April 21 (Bloomberg) -- Illinois Governor Pat Quinn’s proposal that public employees pay more for pensions is the latest in a series of efforts by dozens of states to control escalating retirement burdens.
“Bold action” is required to save the state’s underfunded plans, the Democratic governor told reporters in Chicago yesterday, saying “unsustainable pension costs are squeezing core programs.” In fiscal 2010, Illinois had the worst-funded state pension in the U.S., with assets equal to 45.4 percent of projected obligations, according to data compiled by Bloomberg.
Quinn is among governors nationwide proposing changes to pension programs -- 41 states have reduced benefits, increased contributions or both, according to the National Association of State Budget Officers.
New York’s Legislature approved pension changes backed by Governor Andrew Cuomo on March 15. California Governor Jerry Brown has proposed a hybrid pension, combining elements of a 401(k) savings plan with traditional government benefits.
“States know that their liability numbers will look worse,” said Scott Pattison, executive director of the budget officers group. “A lot of states are going to continue to find ways to increase employee contributions.”
On the Precipice
Nor are governors the only elected officials moving on the issue: In Los Angeles yesterday, Mayor Antonio Villaraigosa proposed rolling back pension benefits for new civilian employees to help balance a $7.2 billion general-fund budget.
Quinn’s plan involves a 3 percent increase in employee contributions and reduced cost-of-living allowances, which he says can survive constitutional challenges by making the provisions voluntary. Those who agree to those terms would still receive state-subsidized retiree health-care coverage. The plan would also raise the retirement age to 67, from 65.
Quinn, who said his plan would provide 100 percent funding for the system by 2042, has additional incentive to act. Standard & Poor’s said in a report yesterday that it might cut the state’s general-obligation rating by multiple levels “if there is no progress on structural budget solutions and if Illinois does not address the significant pension liabilities.”
The retirement plan plays a large part in the fiscal distress in Illinois, which has a rating of A+, fifth-highest, and a negative outlook, the report said. The state is rated the lowest among the states by Moody’s Investors Service, at A2.
“We are risking not only one downgrade but perhaps more than one downgrade,” Quinn said. “This is not what we want to do, now or ever.”
The Quinn plan will add to an evolving pension conversation in Springfield, the state capital.
The proposal is “insensitive and irresponsible,” the labor coalition We Are One Illinois said in a statement.
“It is a clearly illegal attempt to solve the problem caused by past governors and the Legislature solely on the backs of teachers, caregivers and other public workers,” said the group, which says it represents more than 1 million union members including state employees, teachers, police officers and firefighters, and transportation workers.

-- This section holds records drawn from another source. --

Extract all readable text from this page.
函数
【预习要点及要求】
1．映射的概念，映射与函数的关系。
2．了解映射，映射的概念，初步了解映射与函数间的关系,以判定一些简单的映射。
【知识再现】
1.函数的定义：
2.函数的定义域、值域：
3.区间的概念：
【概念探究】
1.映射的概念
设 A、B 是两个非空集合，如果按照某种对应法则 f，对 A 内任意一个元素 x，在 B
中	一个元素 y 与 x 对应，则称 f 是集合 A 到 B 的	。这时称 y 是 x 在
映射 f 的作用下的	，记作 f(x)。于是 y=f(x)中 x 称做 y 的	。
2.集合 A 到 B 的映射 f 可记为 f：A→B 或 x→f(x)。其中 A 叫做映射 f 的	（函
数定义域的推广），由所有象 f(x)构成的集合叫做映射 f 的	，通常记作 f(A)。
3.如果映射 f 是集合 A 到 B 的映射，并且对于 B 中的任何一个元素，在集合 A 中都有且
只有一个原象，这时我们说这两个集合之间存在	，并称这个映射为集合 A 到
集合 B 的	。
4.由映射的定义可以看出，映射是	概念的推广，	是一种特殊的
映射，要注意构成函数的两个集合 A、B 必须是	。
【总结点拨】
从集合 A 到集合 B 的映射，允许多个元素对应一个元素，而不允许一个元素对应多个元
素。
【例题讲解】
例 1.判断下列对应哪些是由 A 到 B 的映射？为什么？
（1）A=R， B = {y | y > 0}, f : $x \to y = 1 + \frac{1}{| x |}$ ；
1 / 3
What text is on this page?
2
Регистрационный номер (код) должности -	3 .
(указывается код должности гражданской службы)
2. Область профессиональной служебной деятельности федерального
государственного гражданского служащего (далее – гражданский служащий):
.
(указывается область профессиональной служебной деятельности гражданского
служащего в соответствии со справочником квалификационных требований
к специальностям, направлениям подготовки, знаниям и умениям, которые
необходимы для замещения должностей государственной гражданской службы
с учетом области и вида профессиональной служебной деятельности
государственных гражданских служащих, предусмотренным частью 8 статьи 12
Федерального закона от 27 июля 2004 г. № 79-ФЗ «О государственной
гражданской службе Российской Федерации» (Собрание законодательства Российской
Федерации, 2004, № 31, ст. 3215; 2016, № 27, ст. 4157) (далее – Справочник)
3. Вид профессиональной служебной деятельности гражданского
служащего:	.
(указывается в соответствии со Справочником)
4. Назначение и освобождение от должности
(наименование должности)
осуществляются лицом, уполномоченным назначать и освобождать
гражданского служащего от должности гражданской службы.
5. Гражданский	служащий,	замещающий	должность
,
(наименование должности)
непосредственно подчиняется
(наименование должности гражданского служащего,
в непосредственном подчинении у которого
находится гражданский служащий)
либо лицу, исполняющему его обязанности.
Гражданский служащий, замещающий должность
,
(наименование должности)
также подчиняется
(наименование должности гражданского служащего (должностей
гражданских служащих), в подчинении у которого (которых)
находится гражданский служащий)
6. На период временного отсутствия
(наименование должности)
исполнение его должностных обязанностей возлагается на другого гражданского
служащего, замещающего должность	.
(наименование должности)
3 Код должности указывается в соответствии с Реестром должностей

Legislative leaders offered a qualified embrace. House Minority Leader Tom Cross, a Republican, said there are “some good components here.” Senate President John Cullerton, a Democrat, said he is pleased the governor offered a plan “that will allow the state to control pension costs in a constitutional way.”
In addition to increased contributions, Quinn’s plan would:
-- Reduce cost-of-living raises to 3 percent or half of the Consumer Price Index, whichever is lower.
-- Delay those increases until age 67 or five years after retirement.
-- Phase in a retirement age of 67.
Pattison said a pending rule change by the Governmental Accounting Standards Board is expected to magnify the gaps between assets and obligations to retirees among many pension funds, further pressuring states and cities.
“Now, we have to act,” Quinn said. “I did not create the problem, but I’m going to solve it.”